6人の女たちは個性豊かだが、それぞれ生きづらさを抱えている。
実家では夢を打ち砕かれて家出し、婚家では虐げられ、夫の浮気に苦しむ。
女優は検閲のために公演中止が続く。
ヨシは警察署で拷問を受けたために足が不自由になっている。
彼らは国家権力による思想弾圧の犠牲者だ。
これだけでは暗い話になるところを、例によって牛鍋など食べ物の話題や占い師の仕事の種明かしなどで明るく笑いを取ろうとするが・・・。

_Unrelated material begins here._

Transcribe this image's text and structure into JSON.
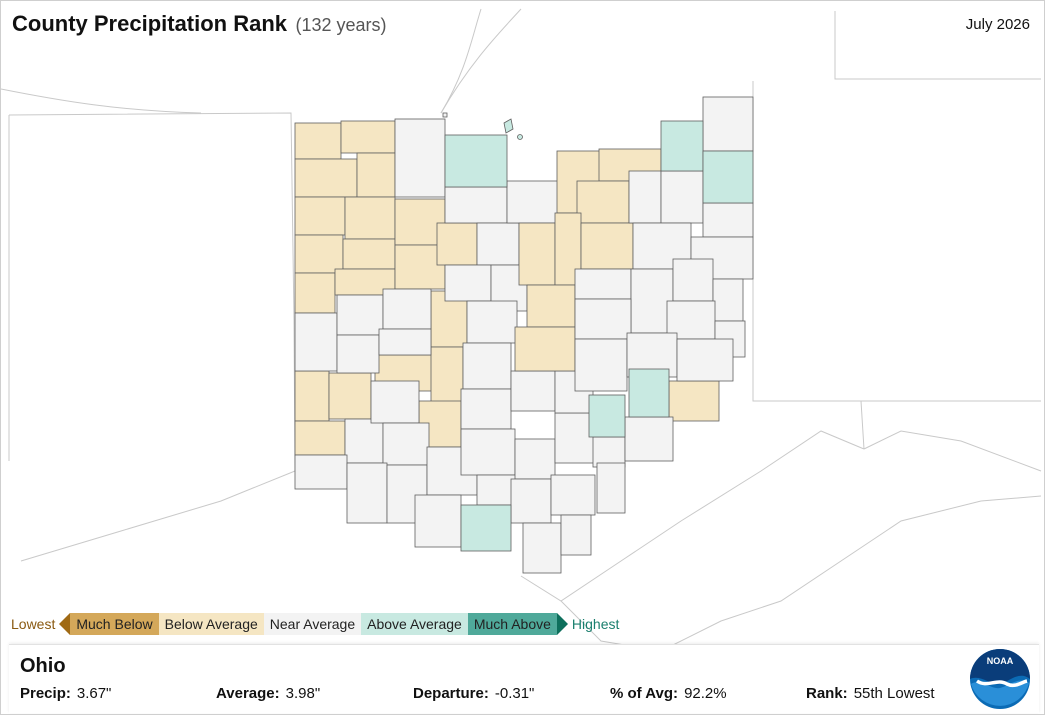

舞台では役者たちが盛んに笑ったりはしゃいだり泣いたりするが、客席ではほとんど笑いは起きず、涙を誘われることもない。
観客は置いてきぼりにされたまま。
以前見た「シャンハイムーン」ほどひどくはないが。
これは役者が悪いのではなく、演出家が悪いのでもない。
作品自体のせいだ。
さらに言えば、井上の作品にありがちだが、先が読めてしまうし説教臭い。
善良だが無知な大衆を啓蒙してやろうという意図を感じてしまう。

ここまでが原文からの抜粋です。